If "bridging the gap" sounds as much like dental work as geopolitics, in one instance, at least, it is both. For four weeks last spring, dentists from Egypt, Jordan, Morocco, Cyprus and Turkey took post-graduate training at the Hebrew University-Hadassah School of Dental Medicine in Jerusalem, studying with Israeli dentists, and getting to know Jerusalem, from its shopping malls to its concert halls, its Mea Shearim quarter to its holy places.
"Despite all I'd read about Israel, I was astounded to see how closely Arab and Jew live with one another here," says Laila Lboukili, a periodontist from Morocco. "Whether it's in Hadassah Hospital where they lie in adjacent beds, or in the Old City where they own adjacent shops, people live without conflict."
Dr. Lboukili and 10 colleagues were studying in Israel mid-April to mid-May, the second such group of Middle Eastern dentists to do so. They were in Israel courtesy of MASHAV, the Foreign Ministry's Center of International Cooperation, and they were at the D. Walter Cohen Middle East Center for Dental Education, which opened at the Hebrew University-Hadassah School of Dental Medicine in May 1997 with the goal of building bridges to peace.
"What we've found since our very first symposium is that our profession and its challenges are similar wherever we practice," says Center Secretary Dr. Harold D. Sgan-Cohen of the Dental Faculty's Department of Community Dentistry and Oral Hygiene. "Whether it's overcentralization, inadequate budgets or balancing the needs of the individual against those of the community, there's growing feeling among dental professionals throughout the region that the time has come to work together toward promoting human health."
Although this is only the second course for dental professionals that MASHAV and the Center have run, it's already well known and extremely popular. The Jerusalem Dental School has a world reputation, and new applications to the course are made through Center representatives throughout the Middle East almost every week.
"The level and interests of participants differ very widely," says Dr. Sgan-Cohen, "but as the course is personally designed for each candidate, this doesn't present a problem. Some participants have worked in their specialties for years, others are just beginning their specialization. One of the Jordanians in the recent course was a dental technician not a dentist, so his requirements focused on prosthetic reconstruction. We try to ensure that everyone gets the training they need."
Israel provides dental education along three parallel paths, training its students, first, to practice high-level dentistry; second, to become dental health educators, emphasizing primary prevention and epidemiology; and, third, to function as an integral part of the medical team, caring for the dental needs of patients with heart problems, craniofacial disabilities, diabetes and cancers, as well as candidates for extensive facial surgery and bone marrow transplant. Within this overall framework, the visiting Middle Eastern professionals can select any of the Dental School's eight clinical departments in which to study.
"To no one's surprise, the most popular departments were Orthodontics, Periodontics and Oral Rehabilitation," says Dr. Sgan Cohen. "But some also chose our rarer specialties, as well. We had a couple in Oral & Maxillo-Facial Surgery, upgrading their skills in major facial reconstruction surgery in injured and tumor-stricken patients, and one in Pedodontics, focusing on providing optimum services to the child dental patient, and emphasizing the prevention of dental disease."

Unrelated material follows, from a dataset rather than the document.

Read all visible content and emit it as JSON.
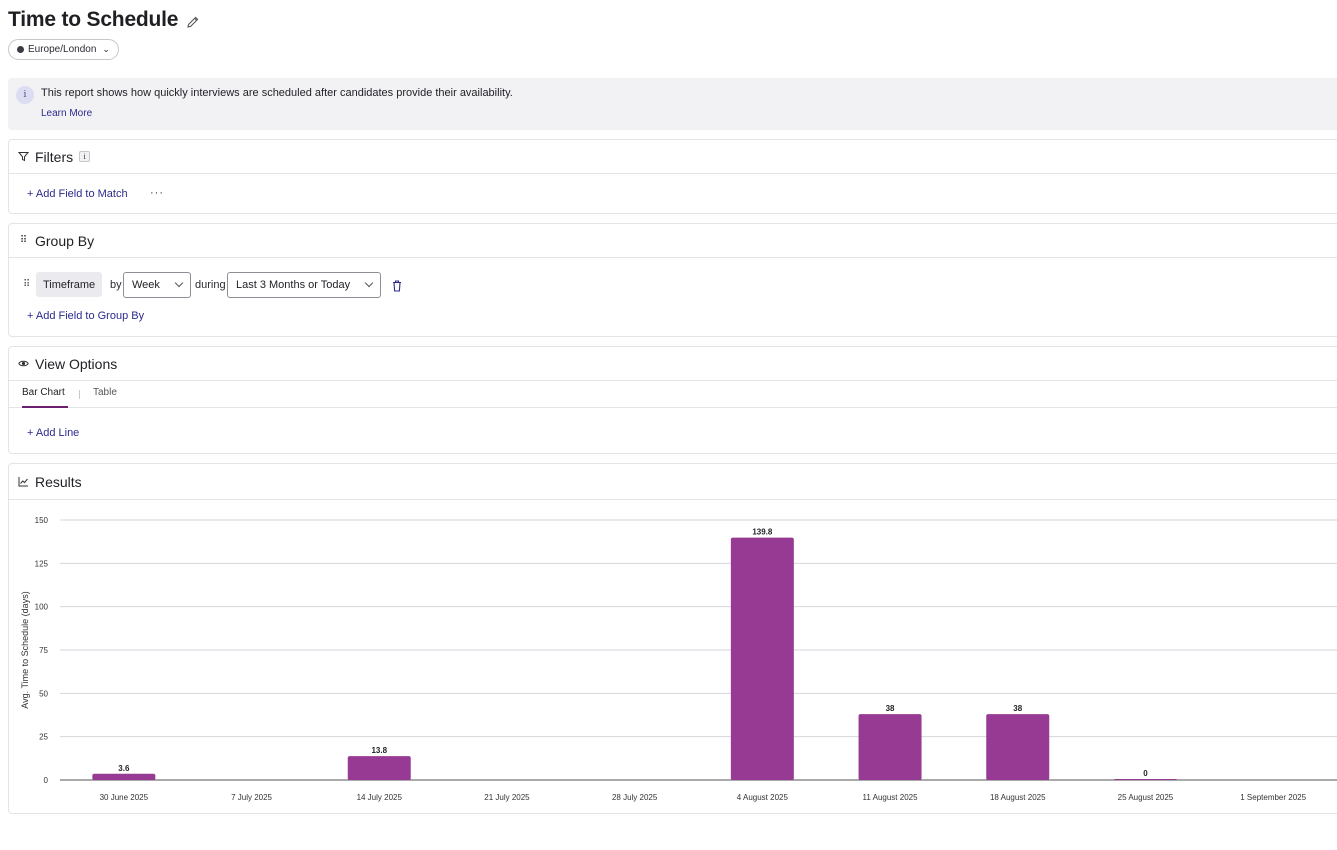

The visiting professionals clearly felt they'd gained from the course. They were impressed by the Hadassah dentists they worked with, who "not only do an enormous amount of clinical dentistry, but also have a very high level of specialization, and, in addition to all that, teach and do extensive research." Further, they took advantage of their month-long opportunity to exchange experience with one another and with their Israeli colleagues on fluoridation (a joint study Israeli-Palestinian study on the effect of fluoride in Gaza's water is currently underway), sealants, home- and school-based oral health education and provision of dental services. It's an exchange that is as valuable to the Israelis as to their visitors.
"For us, running this course is exciting, rewarding and -
in many ways -
still hard to believe, given the history of our region," says Dr. Sgan-Cohen. "We're working together with our neighbors, with Egyptian, Jordanian, Moroccan, Cypriot and Turkish dentists, discussing dentistry with them on a very serious level, establishing a growing group of alumni, and working together to improve dental health throughout the entire region."

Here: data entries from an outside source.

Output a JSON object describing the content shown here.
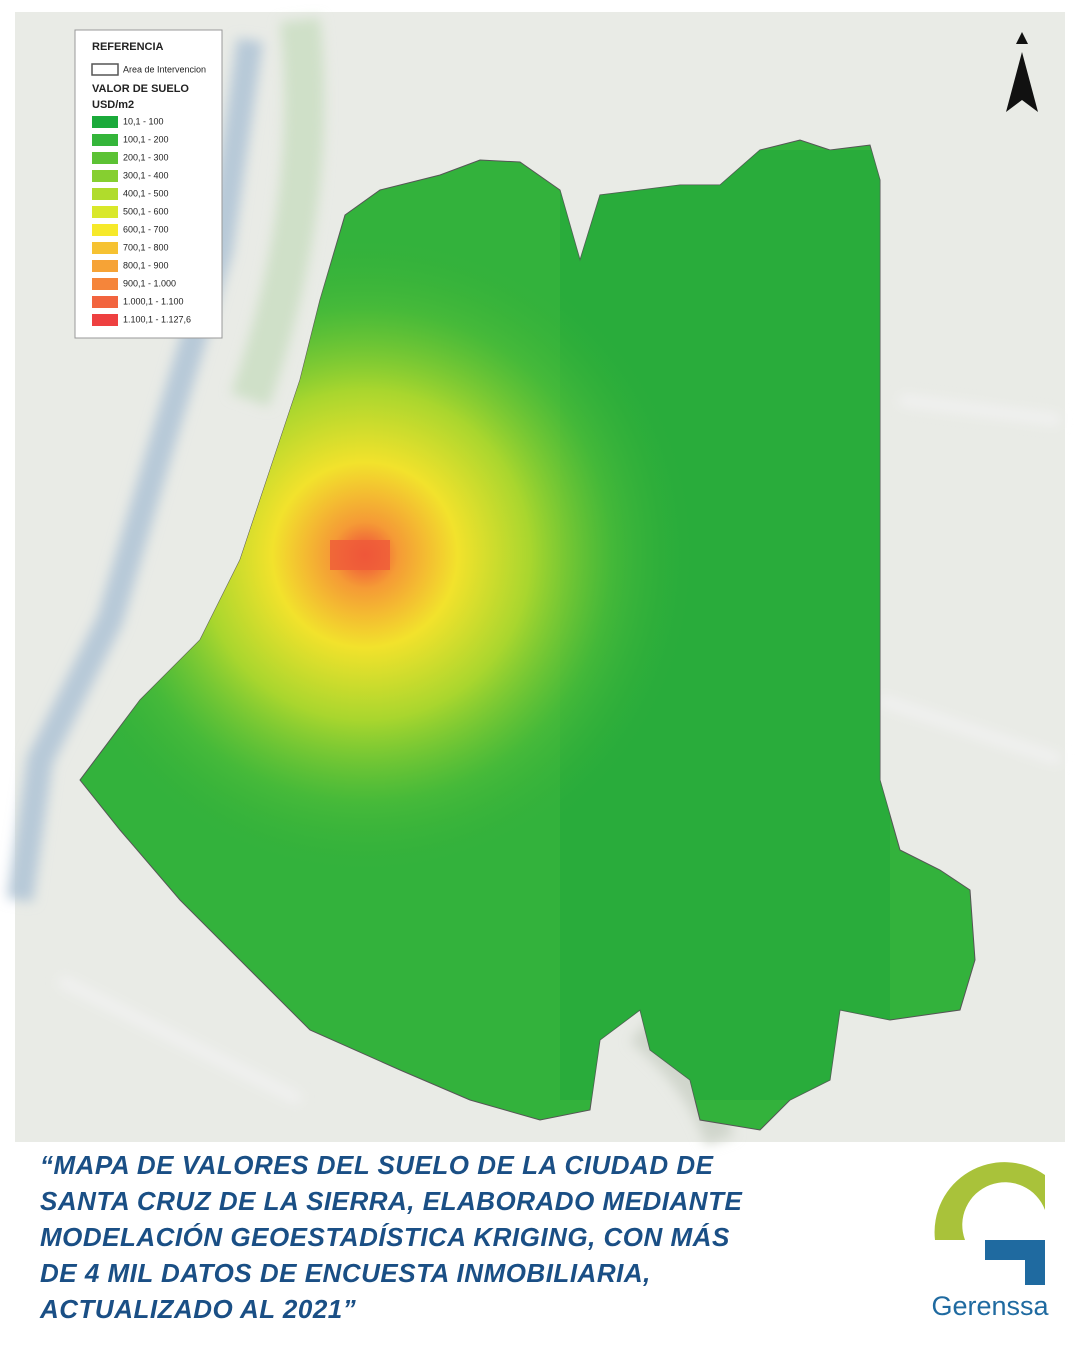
{
  "legend": {
    "title": "REFERENCIA",
    "boundary_label": "Area de Intervencion",
    "subtitle": "VALOR DE SUELO",
    "unit": "USD/m2",
    "items": [
      {
        "label": "10,1 - 100",
        "color": "#1aaa3a"
      },
      {
        "label": "100,1 - 200",
        "color": "#34b53a"
      },
      {
        "label": "200,1 - 300",
        "color": "#5cc234"
      },
      {
        "label": "300,1 - 400",
        "color": "#86cf30"
      },
      {
        "label": "400,1 - 500",
        "color": "#b0dc2c"
      },
      {
        "label": "500,1 - 600",
        "color": "#d9e82a"
      },
      {
        "label": "600,1 - 700",
        "color": "#f6e92a"
      },
      {
        "label": "700,1 - 800",
        "color": "#f6c232"
      },
      {
        "label": "800,1 - 900",
        "color": "#f6a336"
      },
      {
        "label": "900,1 - 1.000",
        "color": "#f5853a"
      },
      {
        "label": "1.000,1 - 1.100",
        "color": "#f2643e"
      },
      {
        "label": "1.100,1 - 1.127,6",
        "color": "#ee4040"
      }
    ]
  },
  "caption": [
    "“MAPA DE VALORES DEL SUELO DE LA CIUDAD DE",
    "SANTA CRUZ DE LA SIERRA, ELABORADO MEDIANTE",
    "MODELACIÓN GEOESTADÍSTICA KRIGING, CON MÁS",
    "DE 4 MIL DATOS DE ENCUESTA INMOBILIARIA,",
    "ACTUALIZADO AL 2021”"
  ],
  "logo": {
    "text": "Gerenssa"
  }
}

Dr. Sgan-Cohen shared his own particular perspective with course participants, stressing primary prevention, epidemiology, health-care administration and research into all concepts of dental health education. He described to participants a recent six-month outreach project on the value of regular toothbrushing. Carried out at 11 well-baby clinics in Jerusalem, it effected an improvement of over 60% among 626 six- to 12-month old infants. Students were also exposed to the philosophy of a dental school as more than a collection of specialist departments, so that it does not become isolated from society and lose its special sense of human responsibility.